It is late and the softness of the night has stolen in. Few sounds tonight other than the cool breath of early spring stirring the air lightly. It is the time of day I like best. The quiet before I go to sleep. Everything slows down. Duties, errands, work and worries are put away for another night.
It’s the time I allow my fanciful thoughts to roam and dream of “what if’s” and “maybe’s.” Reflection and yes, sometimes a little melancholy seep into these gentle hours. I stand at my window overlooking the bright lights of distant London and the warm, dimly lit windows of nearby homes. Each light holds a story…a story of laughter, disappointments, tears, joy and love.
I think about what happens when those lights go on and for a moment, the person is alone and lets all the pretenses of the day slide away. What do they think about? What do they wish for? What do they yearn for?
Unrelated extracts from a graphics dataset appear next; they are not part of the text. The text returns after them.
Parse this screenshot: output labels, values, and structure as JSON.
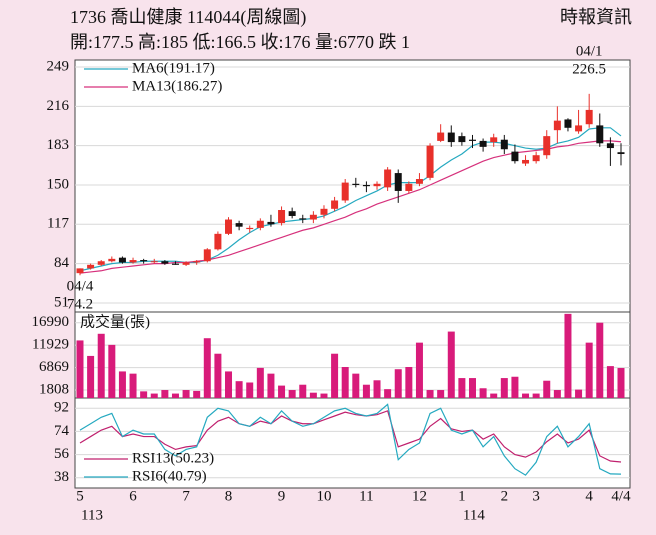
{
  "header": {
    "title": "1736  喬山健康 114044(周線圖)",
    "source": "時報資訊",
    "stats": "開:177.5 高:185 低:166.5 收:176 量:6770 跌 1"
  },
  "chart_data": [
    {
      "type": "candlestick",
      "categories": [
        "5",
        null,
        null,
        null,
        null,
        "6",
        null,
        null,
        null,
        null,
        "7",
        null,
        null,
        null,
        "8",
        null,
        null,
        null,
        null,
        "9",
        null,
        null,
        null,
        "10",
        null,
        null,
        null,
        "11",
        null,
        null,
        null,
        null,
        "12",
        null,
        null,
        null,
        "1",
        null,
        null,
        null,
        "2",
        null,
        null,
        "3",
        null,
        null,
        null,
        null,
        "4",
        null,
        null,
        "4/4"
      ],
      "year_labels": [
        "113",
        null,
        null,
        null,
        null,
        null,
        null,
        null,
        null,
        null,
        null,
        null,
        null,
        null,
        null,
        null,
        null,
        null,
        null,
        null,
        null,
        null,
        null,
        null,
        null,
        null,
        null,
        null,
        null,
        null,
        null,
        null,
        null,
        null,
        null,
        null,
        "114",
        null,
        null,
        null,
        null,
        null,
        null,
        null,
        null,
        null,
        null,
        null,
        null,
        null,
        null,
        null
      ],
      "open": [
        76,
        80,
        83,
        86,
        89,
        85,
        87,
        86,
        86,
        84,
        83,
        85,
        86,
        96,
        109,
        118,
        113,
        114,
        119,
        118,
        128,
        122,
        121,
        125,
        130,
        137,
        151,
        150,
        149,
        148,
        160,
        145,
        151,
        156,
        187,
        194,
        191,
        188,
        187,
        186,
        188,
        178,
        168,
        170,
        175,
        196,
        205,
        195,
        201,
        200,
        185,
        177.5
      ],
      "high": [
        80,
        84,
        87,
        90,
        90,
        89,
        88,
        88,
        87,
        86,
        86,
        87,
        97,
        111,
        123,
        120,
        116,
        122,
        125,
        132,
        131,
        125,
        128,
        133,
        140,
        155,
        156,
        153,
        153,
        165,
        163,
        153,
        160,
        185,
        201,
        200,
        194,
        192,
        189,
        193,
        192,
        184,
        175,
        178,
        196,
        216,
        206,
        213,
        226.5,
        210,
        190,
        185
      ],
      "low": [
        74.2,
        79,
        82,
        85,
        84,
        84,
        84,
        84,
        83,
        83,
        82,
        83,
        85,
        95,
        108,
        112,
        110,
        112,
        115,
        116,
        122,
        118,
        118,
        122,
        128,
        135,
        148,
        144,
        146,
        145,
        135,
        143,
        149,
        154,
        186,
        182,
        183,
        181,
        178,
        182,
        176,
        168,
        166,
        168,
        172,
        185,
        195,
        193,
        198,
        182,
        166,
        166.5
      ],
      "close": [
        80,
        83,
        86,
        88,
        85,
        87,
        86,
        86,
        84,
        83,
        85,
        86,
        96,
        109,
        121,
        115,
        114,
        120,
        117,
        129,
        124,
        121,
        125,
        130,
        137,
        152,
        150,
        149,
        151,
        163,
        145,
        151,
        155,
        183,
        194,
        186,
        186,
        187,
        182,
        190,
        180,
        170,
        171,
        175,
        191,
        204,
        198,
        200,
        213,
        185,
        181,
        176
      ],
      "up_color": "#e8302a",
      "down_color": "#111111",
      "series": [
        {
          "name": "MA6(191.17)",
          "color": "#25a9c0",
          "values": [
            78,
            80,
            82,
            84,
            85,
            85,
            86,
            86,
            86,
            86,
            85,
            85,
            87,
            91,
            97,
            104,
            110,
            115,
            117,
            119,
            120,
            121,
            122,
            124,
            128,
            132,
            137,
            141,
            145,
            150,
            152,
            152,
            152,
            158,
            165,
            171,
            176,
            183,
            186,
            186,
            185,
            183,
            181,
            180,
            181,
            185,
            187,
            190,
            197,
            198,
            198,
            191.17
          ]
        },
        {
          "name": "MA13(186.27)",
          "color": "#d6317c",
          "values": [
            76,
            77,
            78,
            80,
            81,
            82,
            83,
            84,
            84,
            85,
            85,
            86,
            87,
            89,
            91,
            94,
            97,
            100,
            103,
            106,
            109,
            112,
            114,
            117,
            120,
            123,
            127,
            130,
            134,
            137,
            140,
            143,
            146,
            150,
            154,
            158,
            162,
            166,
            170,
            173,
            175,
            177,
            178,
            179,
            180,
            182,
            183,
            185,
            186,
            187,
            187,
            186.27
          ]
        }
      ],
      "annotations": [
        {
          "date": "04/1",
          "value": 226.5,
          "at": "high"
        },
        {
          "date": "04/4",
          "value": 74.2,
          "at": "low"
        }
      ],
      "ylim": [
        43.4,
        254.9
      ],
      "yticks": [
        51,
        84,
        117,
        150,
        183,
        216,
        249
      ],
      "grid": true
    },
    {
      "type": "bar",
      "title": "成交量(張)",
      "color": "#d81b7a",
      "values": [
        13000,
        9500,
        14500,
        12000,
        6000,
        5500,
        1500,
        1000,
        1800,
        1000,
        1800,
        1600,
        13500,
        10000,
        6000,
        3800,
        3500,
        6800,
        5500,
        2800,
        1800,
        3000,
        1200,
        1000,
        10000,
        7000,
        5500,
        3000,
        4000,
        2000,
        6500,
        7000,
        12500,
        1800,
        1800,
        15000,
        4500,
        4500,
        2200,
        1000,
        4500,
        4800,
        1000,
        1000,
        3900,
        1800,
        19000,
        1900,
        12500,
        17000,
        7200,
        6770
      ],
      "ylim": [
        0,
        19420
      ],
      "yticks": [
        1808,
        6869,
        11929,
        16990
      ],
      "grid": true
    },
    {
      "type": "line",
      "series": [
        {
          "name": "RSI13(50.23)",
          "color": "#c0206e",
          "values": [
            65,
            70,
            75,
            78,
            70,
            72,
            70,
            70,
            64,
            60,
            62,
            63,
            75,
            82,
            85,
            80,
            78,
            82,
            80,
            86,
            82,
            80,
            80,
            83,
            86,
            89,
            87,
            86,
            87,
            90,
            62,
            65,
            68,
            78,
            84,
            76,
            74,
            75,
            68,
            72,
            62,
            56,
            54,
            58,
            66,
            72,
            65,
            68,
            75,
            55,
            51,
            50.23
          ]
        },
        {
          "name": "RSI6(40.79)",
          "color": "#25a9c0",
          "values": [
            75,
            80,
            85,
            88,
            70,
            75,
            72,
            72,
            60,
            55,
            60,
            62,
            85,
            92,
            90,
            80,
            78,
            85,
            80,
            90,
            82,
            78,
            80,
            85,
            90,
            92,
            88,
            86,
            88,
            95,
            52,
            60,
            65,
            88,
            92,
            75,
            72,
            75,
            62,
            70,
            55,
            45,
            40,
            50,
            70,
            78,
            62,
            70,
            80,
            45,
            41,
            40.79
          ]
        }
      ],
      "ylim": [
        30,
        100
      ],
      "yticks": [
        38,
        56,
        74,
        92
      ],
      "grid": true
    }
  ]
}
Then my thoughts turn inward and I quietly sort out my own yearnings. There is wisdom in the darkness and in the silence. It’s there, in the remotest corners of our hearts, that quiet whisper that sets us our true path. And what it tells each of us is different.
My own desires are complex and there are no easy answers, but this time of day is not for harsh realities, it is for gentle daydreaming. And so I dream, pressing my hand lightly against the glass…wishing and waiting for the hand that will press back.